BM Mülteci Örgütü, UNHCR, Vatansızlığın Sona Erdirilmesine Yönelik #Aidim (#IBelong) kampanyasının başlamasından bu yana yedi yılın geride kaldığı bugün, dünya çapında hala vatandaşlığı olmayan milyonlarca kişinin içinde bulunduğu zor durumu çözmek için daha fazla eyleme ihtiyaç olduğuna dikkat çekiyor.
BM Mülteciler Yüksek Komiseri Filippo Grandi, “Son birkaç yılda önemli ilerlemeler kaydedildi, ancak hükümetler, milyonlarca insanı vatansız bırakan veya çocukların vatansız doğmasına izin vermeye devam eden yasal ve siyasi boşlukları kapatmak için daha fazlasını yapmalı” dedi.
Vatansızlık veya herhangi bir ülke tarafından vatandaş olarak tanınmama durumu, dünya çapında milyonlarca insanı etkiliyor. Vatansız kişiler, okula gidebilme, yasal olarak çalışabilme, sağlık hizmetlerine erişebilme, evlenme veya bir çocuğun doğum kaydını yaptırabilme de dahil olmak üzere, en temel haklara çoğu zaman erişemiyor.
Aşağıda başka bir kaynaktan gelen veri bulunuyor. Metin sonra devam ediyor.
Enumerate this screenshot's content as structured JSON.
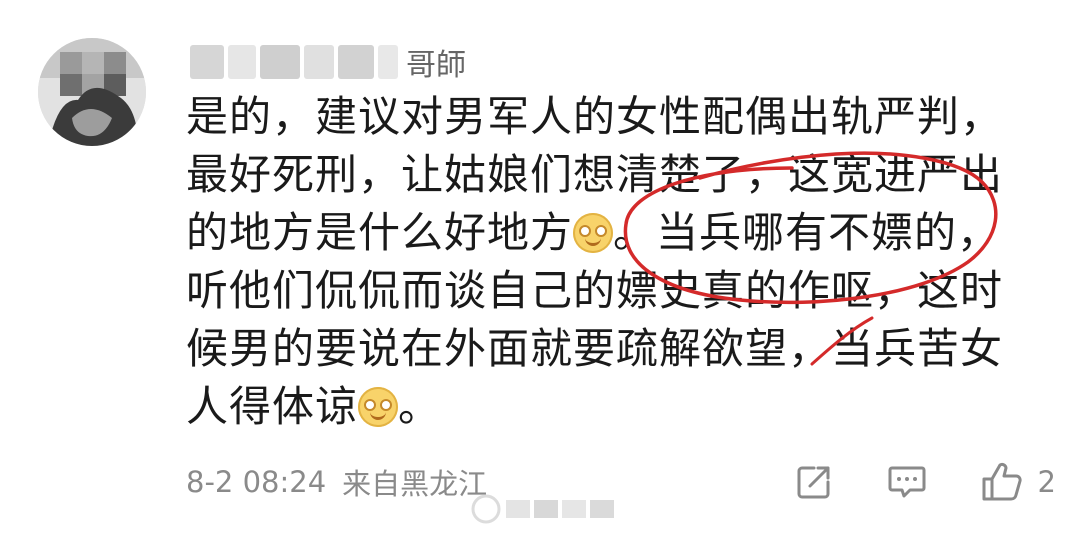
{
  "comment": {
    "username": "哥師",
    "lines": [
      "是的，建议对男军人的女性配偶出轨严判，",
      "最好死刑，让姑娘们想清楚了，这宽进严出",
      "的地方是什么好地方",
      "。当兵哪有不嫖的，",
      "听他们侃侃而谈自己的嫖史真的作呕，这时",
      "候男的要说在外面就要疏解欲望，当兵苦女",
      "人得体谅",
      "。"
    ],
    "timestamp": "8-2 08:24",
    "location": "来自黑龙江",
    "like_count": "2"
  },
  "icons": {
    "repost": "repost-icon",
    "comment": "comment-icon",
    "like": "thumbs-up-icon"
  },
  "colors": {
    "annotation": "#d42a2a",
    "meta_text": "#8a8a8a",
    "body_text": "#1a1a1a"
  }
}
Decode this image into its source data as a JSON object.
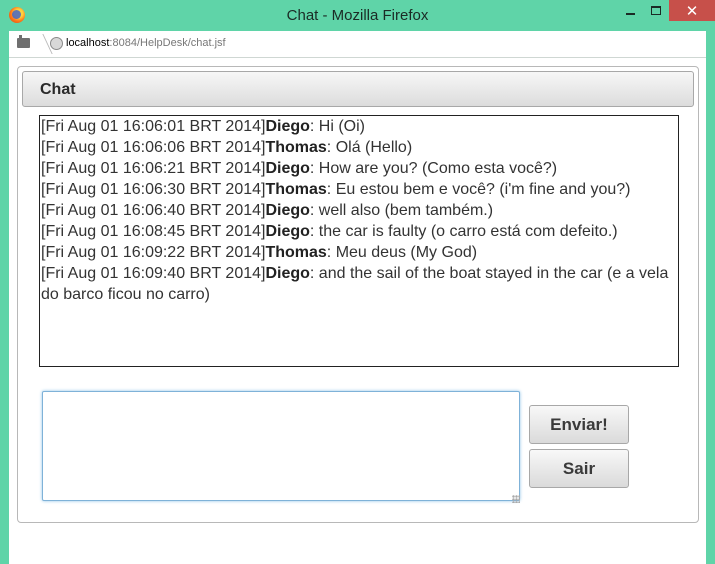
{
  "window": {
    "title": "Chat - Mozilla Firefox",
    "close_glyph": "✕"
  },
  "urlbar": {
    "host": "localhost",
    "rest": ":8084/HelpDesk/chat.jsf"
  },
  "panel": {
    "title": "Chat"
  },
  "messages": [
    {
      "ts": "[Fri Aug 01 16:06:01 BRT 2014]",
      "user": "Diego",
      "text": ": Hi (Oi)"
    },
    {
      "ts": "[Fri Aug 01 16:06:06 BRT 2014]",
      "user": "Thomas",
      "text": ": Olá (Hello)"
    },
    {
      "ts": "[Fri Aug 01 16:06:21 BRT 2014]",
      "user": "Diego",
      "text": ": How are you? (Como esta você?)"
    },
    {
      "ts": "[Fri Aug 01 16:06:30 BRT 2014]",
      "user": "Thomas",
      "text": ": Eu estou bem e você? (i'm fine and you?)"
    },
    {
      "ts": "[Fri Aug 01 16:06:40 BRT 2014]",
      "user": "Diego",
      "text": ": well also (bem também.)"
    },
    {
      "ts": "[Fri Aug 01 16:08:45 BRT 2014]",
      "user": "Diego",
      "text": ": the car is faulty (o carro está com defeito.)"
    },
    {
      "ts": "[Fri Aug 01 16:09:22 BRT 2014]",
      "user": "Thomas",
      "text": ": Meu deus (My God)"
    },
    {
      "ts": "[Fri Aug 01 16:09:40 BRT 2014]",
      "user": "Diego",
      "text": ": and the sail of the boat stayed in the car (e a vela do barco ficou no carro)"
    }
  ],
  "input": {
    "value": ""
  },
  "buttons": {
    "send_label": "Enviar!",
    "leave_label": "Sair"
  }
}
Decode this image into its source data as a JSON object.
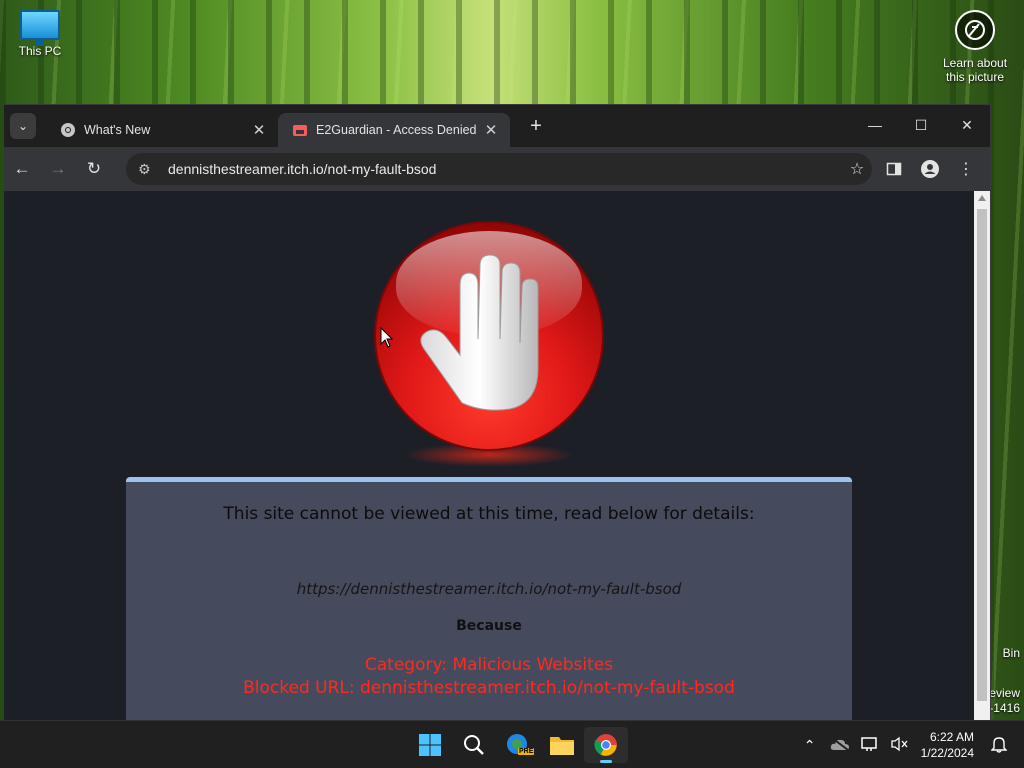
{
  "desktop": {
    "this_pc_label": "This PC",
    "learn_label_1": "Learn about",
    "learn_label_2": "this picture",
    "peek_bin": "Bin",
    "peek_review": "eview",
    "peek_build": "-1416"
  },
  "browser": {
    "tabs": [
      {
        "title": "What's New",
        "icon": "chrome-icon",
        "active": false
      },
      {
        "title": "E2Guardian - Access Denied",
        "icon": "itchio-icon",
        "active": true
      }
    ],
    "address": "dennisthestreamer.itch.io/not-my-fault-bsod"
  },
  "page": {
    "heading": "This site cannot be viewed at this time, read below for details:",
    "blocked_full_url": "https://dennisthestreamer.itch.io/not-my-fault-bsod",
    "because": "Because",
    "category": "Category: Malicious Websites",
    "blocked_url_line": "Blocked URL: dennisthestreamer.itch.io/not-my-fault-bsod"
  },
  "taskbar": {
    "apps": [
      "windows-start-icon",
      "search-icon",
      "edge-beta-icon",
      "file-explorer-icon",
      "chrome-icon"
    ],
    "edge_badge": "PRE",
    "time": "6:22 AM",
    "date": "1/22/2024"
  },
  "colors": {
    "blocked_red": "#ff2a1f",
    "panel_bg": "#454a5c",
    "panel_border": "#9ac3ee",
    "page_bg": "#1d1f27"
  }
}
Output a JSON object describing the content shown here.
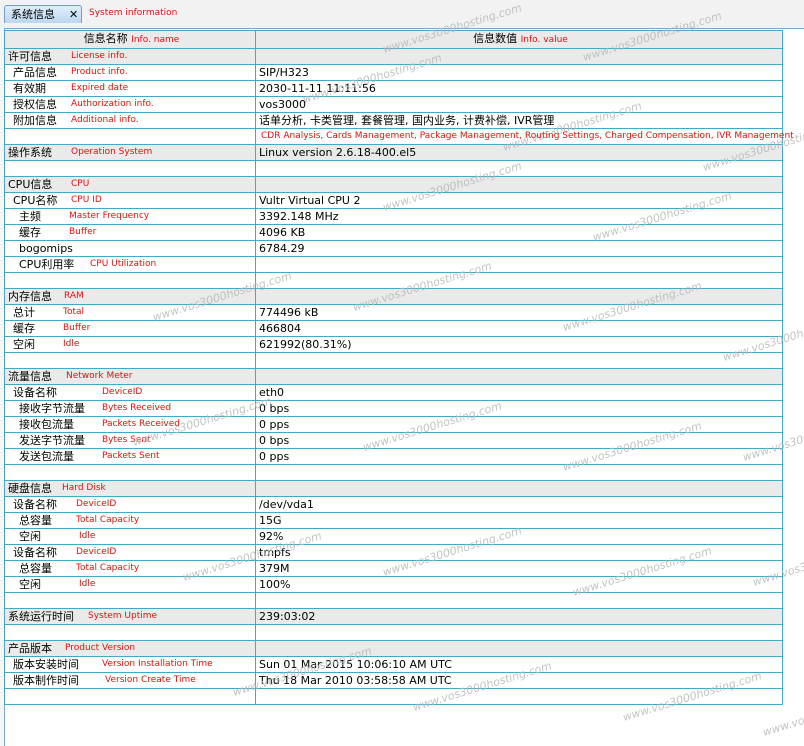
{
  "tab": {
    "label": "系统信息",
    "close": "✕",
    "annot": "System information"
  },
  "watermark": "www.vos3000hosting.com",
  "header": {
    "col_name": "信息名称",
    "col_name_annot": "Info. name",
    "col_value": "信息数值",
    "col_value_annot": "Info. value"
  },
  "rows": [
    {
      "label": "许可信息",
      "annot": "License info.",
      "value": "",
      "type": "sec",
      "indent": 0,
      "apos": 66
    },
    {
      "label": "产品信息",
      "annot": "Product info.",
      "value": "SIP/H323",
      "type": "row",
      "indent": 1,
      "apos": 66
    },
    {
      "label": "有效期",
      "annot": "Expired date",
      "value": "2030-11-11 11:11:56",
      "type": "row",
      "indent": 1,
      "apos": 66
    },
    {
      "label": "授权信息",
      "annot": "Authorization info.",
      "value": "vos3000",
      "type": "row",
      "indent": 1,
      "apos": 66
    },
    {
      "label": "附加信息",
      "annot": "Additional info.",
      "value": "话单分析, 卡类管理, 套餐管理, 国内业务, 计费补偿, IVR管理",
      "type": "row",
      "indent": 1,
      "apos": 66
    },
    {
      "label": "",
      "annot": "",
      "value": "",
      "value_annot": "CDR Analysis, Cards Management, Package Management, Routing Settings, Charged Compensation, IVR Management",
      "type": "blank",
      "indent": 0,
      "apos": 66
    },
    {
      "label": "操作系统",
      "annot": "Operation System",
      "value": "Linux version 2.6.18-400.el5",
      "type": "sec",
      "indent": 0,
      "apos": 66
    },
    {
      "label": "",
      "annot": "",
      "value": "",
      "type": "blank",
      "indent": 0,
      "apos": 66
    },
    {
      "label": "CPU信息",
      "annot": "CPU",
      "value": "",
      "type": "sec",
      "indent": 0,
      "apos": 66
    },
    {
      "label": "CPU名称",
      "annot": "CPU ID",
      "value": "Vultr Virtual CPU 2",
      "type": "row",
      "indent": 1,
      "apos": 66
    },
    {
      "label": "主频",
      "annot": "Master Frequency",
      "value": "3392.148 MHz",
      "type": "row",
      "indent": 2,
      "apos": 64
    },
    {
      "label": "缓存",
      "annot": "Buffer",
      "value": "4096 KB",
      "type": "row",
      "indent": 2,
      "apos": 64
    },
    {
      "label": "bogomips",
      "annot": "",
      "value": "6784.29",
      "type": "row",
      "indent": 2,
      "apos": 64
    },
    {
      "label": "CPU利用率",
      "annot": "CPU Utilization",
      "value": "",
      "type": "row",
      "indent": 2,
      "apos": 85
    },
    {
      "label": "",
      "annot": "",
      "value": "",
      "type": "blank",
      "indent": 0,
      "apos": 66
    },
    {
      "label": "内存信息",
      "annot": "RAM",
      "value": "",
      "type": "sec",
      "indent": 0,
      "apos": 59
    },
    {
      "label": "总计",
      "annot": "Total",
      "value": "774496 kB",
      "type": "row",
      "indent": 1,
      "apos": 58
    },
    {
      "label": "缓存",
      "annot": "Buffer",
      "value": "466804",
      "type": "row",
      "indent": 1,
      "apos": 58
    },
    {
      "label": "空闲",
      "annot": "Idle",
      "value": "621992(80.31%)",
      "type": "row",
      "indent": 1,
      "apos": 58
    },
    {
      "label": "",
      "annot": "",
      "value": "",
      "type": "blank",
      "indent": 0,
      "apos": 66
    },
    {
      "label": "流量信息",
      "annot": "Network Meter",
      "value": "",
      "type": "sec",
      "indent": 0,
      "apos": 61
    },
    {
      "label": "设备名称",
      "annot": "DeviceID",
      "value": "eth0",
      "type": "row",
      "indent": 1,
      "apos": 97
    },
    {
      "label": "接收字节流量",
      "annot": "Bytes Received",
      "value": "0 bps",
      "type": "row",
      "indent": 2,
      "apos": 97
    },
    {
      "label": "接收包流量",
      "annot": "Packets Received",
      "value": "0 pps",
      "type": "row",
      "indent": 2,
      "apos": 97
    },
    {
      "label": "发送字节流量",
      "annot": "Bytes Sent",
      "value": "0 bps",
      "type": "row",
      "indent": 2,
      "apos": 97
    },
    {
      "label": "发送包流量",
      "annot": "Packets Sent",
      "value": "0 pps",
      "type": "row",
      "indent": 2,
      "apos": 97
    },
    {
      "label": "",
      "annot": "",
      "value": "",
      "type": "blank",
      "indent": 0,
      "apos": 66
    },
    {
      "label": "硬盘信息",
      "annot": "Hard Disk",
      "value": "",
      "type": "sec",
      "indent": 0,
      "apos": 57
    },
    {
      "label": "设备名称",
      "annot": "DeviceID",
      "value": "/dev/vda1",
      "type": "row",
      "indent": 1,
      "apos": 71
    },
    {
      "label": "总容量",
      "annot": "Total Capacity",
      "value": "15G",
      "type": "row",
      "indent": 2,
      "apos": 71
    },
    {
      "label": "空闲",
      "annot": "Idle",
      "value": "92%",
      "type": "row",
      "indent": 2,
      "apos": 74
    },
    {
      "label": "设备名称",
      "annot": "DeviceID",
      "value": "tmpfs",
      "type": "row",
      "indent": 1,
      "apos": 71
    },
    {
      "label": "总容量",
      "annot": "Total Capacity",
      "value": "379M",
      "type": "row",
      "indent": 2,
      "apos": 71
    },
    {
      "label": "空闲",
      "annot": "Idle",
      "value": "100%",
      "type": "row",
      "indent": 2,
      "apos": 74
    },
    {
      "label": "",
      "annot": "",
      "value": "",
      "type": "blank",
      "indent": 0,
      "apos": 66
    },
    {
      "label": "系统运行时间",
      "annot": "System Uptime",
      "value": "239:03:02",
      "type": "sec",
      "indent": 0,
      "apos": 83
    },
    {
      "label": "",
      "annot": "",
      "value": "",
      "type": "blank",
      "indent": 0,
      "apos": 66
    },
    {
      "label": "产品版本",
      "annot": "Product Version",
      "value": "",
      "type": "sec",
      "indent": 0,
      "apos": 60
    },
    {
      "label": "版本安装时间",
      "annot": "Version Installation Time",
      "value": "Sun 01 Mar 2015 10:06:10 AM UTC",
      "type": "row",
      "indent": 1,
      "apos": 97
    },
    {
      "label": "版本制作时间",
      "annot": "Version Create Time",
      "value": "Thu 18 Mar 2010 03:58:58 AM UTC",
      "type": "row",
      "indent": 1,
      "apos": 100
    },
    {
      "label": "",
      "annot": "",
      "value": "",
      "type": "blank",
      "indent": 0,
      "apos": 66
    }
  ]
}
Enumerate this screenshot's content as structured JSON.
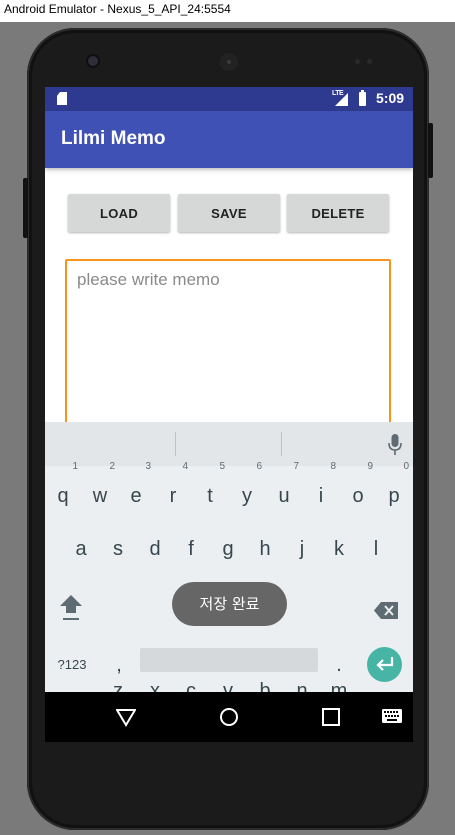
{
  "window": {
    "title": "Android Emulator - Nexus_5_API_24:5554"
  },
  "status_bar": {
    "time": "5:09",
    "network": "LTE",
    "bg_color": "#2e3a8f",
    "icons": [
      "sd-card-icon",
      "signal-icon",
      "battery-icon"
    ]
  },
  "app_bar": {
    "title": "Lilmi Memo",
    "color": "#3f51b5"
  },
  "buttons": {
    "load": "LOAD",
    "save": "SAVE",
    "delete": "DELETE"
  },
  "memo": {
    "placeholder": "please write memo",
    "value": "",
    "border_color": "#f7941d"
  },
  "keyboard": {
    "row1": [
      {
        "key": "q",
        "hint": "1"
      },
      {
        "key": "w",
        "hint": "2"
      },
      {
        "key": "e",
        "hint": "3"
      },
      {
        "key": "r",
        "hint": "4"
      },
      {
        "key": "t",
        "hint": "5"
      },
      {
        "key": "y",
        "hint": "6"
      },
      {
        "key": "u",
        "hint": "7"
      },
      {
        "key": "i",
        "hint": "8"
      },
      {
        "key": "o",
        "hint": "9"
      },
      {
        "key": "p",
        "hint": "0"
      }
    ],
    "row2": [
      "a",
      "s",
      "d",
      "f",
      "g",
      "h",
      "j",
      "k",
      "l"
    ],
    "row3": [
      "z",
      "x",
      "c",
      "v",
      "b",
      "n",
      "m"
    ],
    "symbols_label": "?123",
    "comma": ",",
    "period": ".",
    "enter_color": "#46b5a5"
  },
  "toast": {
    "message": "저장 완료"
  },
  "nav_bar": {
    "icons": [
      "back-icon",
      "home-icon",
      "recents-icon",
      "keyboard-switch-icon"
    ]
  }
}
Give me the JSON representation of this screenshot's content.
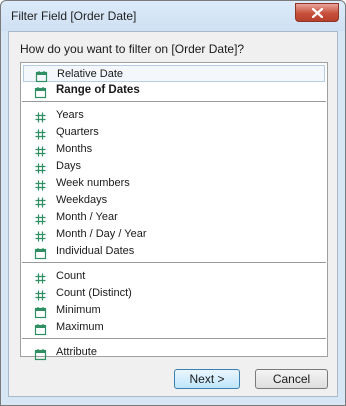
{
  "window": {
    "title": "Filter Field [Order Date]"
  },
  "dialog": {
    "question": "How do you want to filter on [Order Date]?",
    "groups": [
      [
        {
          "label": "Relative Date",
          "icon": "calendar-icon",
          "selected": true,
          "bold": false
        },
        {
          "label": "Range of Dates",
          "icon": "calendar-icon",
          "selected": false,
          "bold": true
        }
      ],
      [
        {
          "label": "Years",
          "icon": "hash-icon"
        },
        {
          "label": "Quarters",
          "icon": "hash-icon"
        },
        {
          "label": "Months",
          "icon": "hash-icon"
        },
        {
          "label": "Days",
          "icon": "hash-icon"
        },
        {
          "label": "Week numbers",
          "icon": "hash-icon"
        },
        {
          "label": "Weekdays",
          "icon": "hash-icon"
        },
        {
          "label": "Month / Year",
          "icon": "hash-icon"
        },
        {
          "label": "Month / Day / Year",
          "icon": "hash-icon"
        },
        {
          "label": "Individual Dates",
          "icon": "calendar-icon"
        }
      ],
      [
        {
          "label": "Count",
          "icon": "hash-icon"
        },
        {
          "label": "Count (Distinct)",
          "icon": "hash-icon"
        },
        {
          "label": "Minimum",
          "icon": "calendar-icon"
        },
        {
          "label": "Maximum",
          "icon": "calendar-icon"
        }
      ],
      [
        {
          "label": "Attribute",
          "icon": "calendar-icon"
        }
      ]
    ],
    "next_label": "Next >",
    "cancel_label": "Cancel"
  },
  "colors": {
    "icon_green": "#2f8f63",
    "selection_border": "#b7cde6"
  }
}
UNHCR, küresel çapta vatansızlığı bitirmeye dikkat çekmek ve savunuculuk yapmak için #Aidim kampanyasını başlattığı 2014 yılından bu yana, 27 ülkede 400.000’den fazla vatansız kişi vatandaşlık alırken; Asya, Avrupa, Afrika ve Amerika kıtalarında on binlerce insan, yeni yürürlüğe giren yasal değişikliklerin bir sonucu olarak artık vatandaşlığa geçiş imkanına sahip.
Son yedi yılda, 29 devlet Vatansızlığa İlişkin Sözleşmeleri kabul ederek, vatansızlığı sona erdirmek üzere siyasi iradenin güçlendiğinin sinyalini verdi.
Grandi “Devletlerin ortak çabalarıyla ortadan kaldırabileceğimiz vatansızlığın üstesinden gelmek için bu küresel ivme bizi cesaretlendiriyor. Ancak ilerleyiş hızlanmadıkça, vatandaşlıktan mahrum kalan milyonlarca insan, en temel haklara erişemeyecekleri bir insan hakları arafında sıkışıp kalacak” dedi.
Vatansızlığın, genelde vatandaşlıkla ilgili yasalardaki ve bu yasaların uygulanışındaki boşluklar veya kusurların sonucu olan birçok nedeni bulunuyor. Etnik köken, din ve cinsiyet temelleri de dahil olmak üzere ayrımcılık, vatansızlığın başlıca sebeplerinden biri.
Vatandaş olarak tanınmadıkları için vatansız kişiler genellikle yasal haklardan veya temel hizmetlerden mahrum kalır. Bu, onları siyasi ve ekonomik olarak ötekileştirir ve ayrımcılığa, sömürüye ve istismara karşı savunmasız bırakır. Ayrıca COVID-19 testi, tedavisi veya aşısına erişemeyebilirler ve iklime bağlı riskler karşısında destek veya korumaya çok az erişimleri olabilir.
Hükümetler, bazen tek bir kalem darbesiyle veya görece basit bir yasal değişiklikle topraklarındaki vatansız kişilerin vatandaşlık almalarına yardımcı olabilecek veya en başta vatansızlığın oluşmasını engelleyebilecek yasal ve siyasi reformları yürürlüğe koyma yetkisine sahip. Bu sorun, kolayca önlenebilir ve çözülebilir bir sorun olmaya devam etmekte.
UNHCR’nin on yıl süren #Aidim kampanyası, devletlere 2024 yılına kadar vatansızlığı sona erdirme çağrısında bulunuyor.
SON
Editörlere not / arka plan bilgisi:
UNHCR’nin istatistiksel raporları, dünya çapında yaklaşık 94 ülkede 4,2 milyon vatansız kişinin olduğunu gösteriyor. Çoğu ülkenin vatansızlık hakkında herhangi bir veri toplamadığı göz önüne alındığında, gerçek rakamın çok daha yüksek olduğuna inanılıyor.
Bugüne kadar, 96 Devlet, 1954 Vatansız Kişilerin Statüsüne İlişkin BM Sözleşmesi’ne ve 76 Devlet, 1961 Vatansızlığın Azaltılmasına Dair BM Sözleşmesi’ne taraf.